A: William Whewell, an English scientist, theologian, and philosopher, is credited with coining the word “scientist” in the 19th century. Before that, scientists were usually called natural philosophers.
In The Philosophical Breakfast Club: Four Remarkable Friends Who Transformed Science and Changed the World, Laura J. Snyder describes the birth of the word “scientist.” Here’s a summary:
Whewell, she writes, coined the word at a June 24, 1833, meeting at Cambridge University of the British Association for the Advancement of Science.
After listening to Whewell lecture at the meeting on the state of science, Snyder says, the poet Samuel Taylor Coleridge stood up to speak.
Coleridge, who had earlier written a paper about the scientific method, said men digging in fossil pits or experimenting with electricity shouldn’t refer to themselves as natural philosophers.
Whewell agreed with Coleridge that a better word might be needed to describe the members of the association and their diverse interests. If “philosopher” seems “too wide and lofty a term,” he said, “by analogy with artist, we may form scientist.”
(Whewell is credited with coining or suggesting several other scientific terms, including “physicist,” “ion,” “anode,” and “cathode.”)
The earliest written example of the word “scientist” in the Oxford English Dictionary is from an 1834 review—written anonymously by Whewell—of a book by the science writer Mary Somerville.
In reviewing On the Connexion of the Physical Sciences for the Quarterly Review, Whewell notes “the want of any name by which we can designate the students of the knowledge of the material world collectively.”

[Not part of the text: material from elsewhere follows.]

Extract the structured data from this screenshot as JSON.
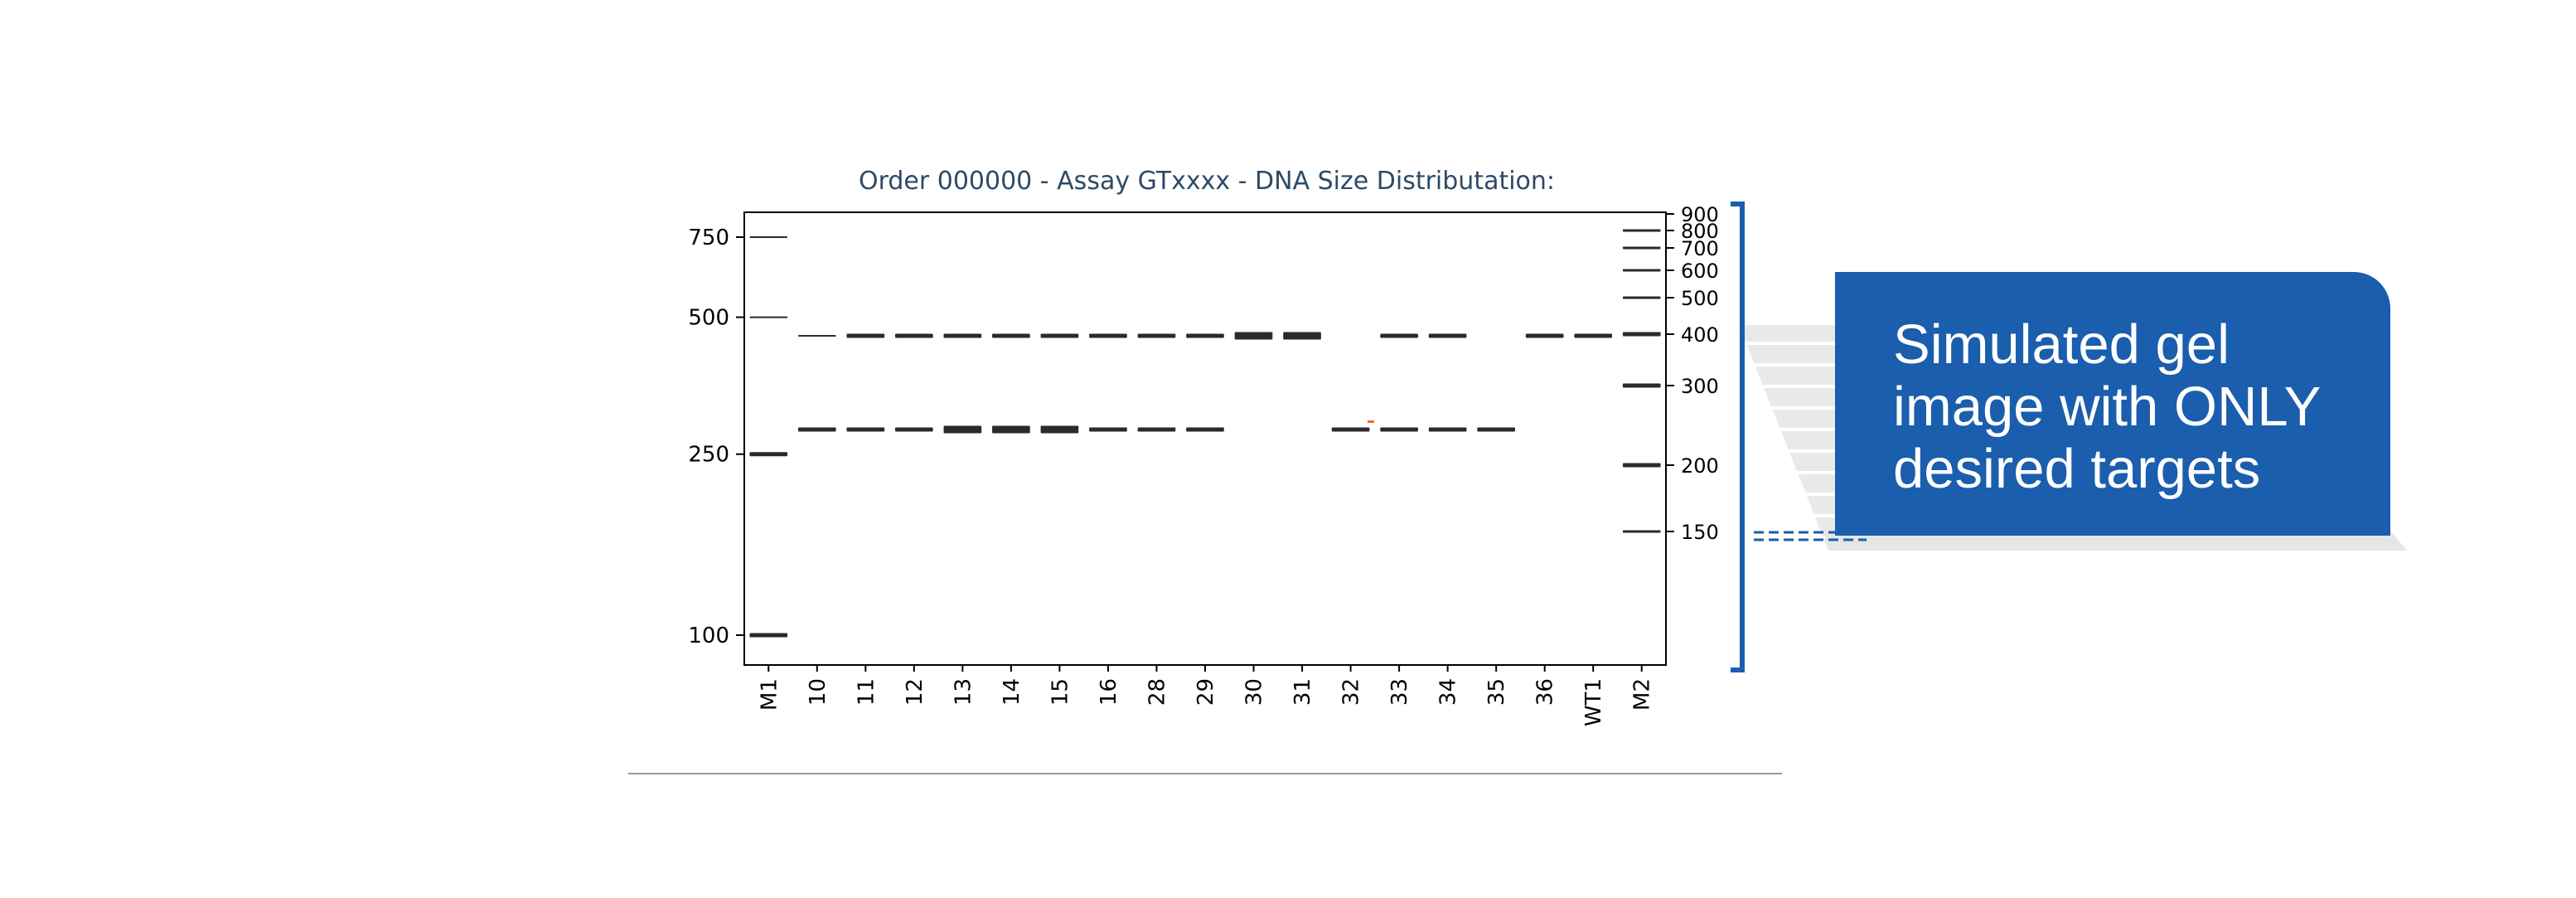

He adds slyly that at a meeting of the British science association “some ingenious gentleman proposed that, by analogy with artist, they might form scientist.”
As for the word “science,” English adopted it from French in the 14th century, but it can be traced to the Latin noun scientia (knowledge) and verb scire (to know).
The terms “natural philosophy” and “natural philosopher” also entered English in the 14th century. The OED notes similar terms in fifth-century Latin (philosophia naturalis) and in Classical Greek (fisiki filosofia).
The dictionary defines “natural philosophy” this way: “The study of natural bodies and the phenomena connected with them; natural science; (in later use) spec. physical science, physics.”
A “natural philosopher,” as one might expect, is an “expert in or student of natural philosophy; a natural scientist.”
The OED describes both terms as historical now.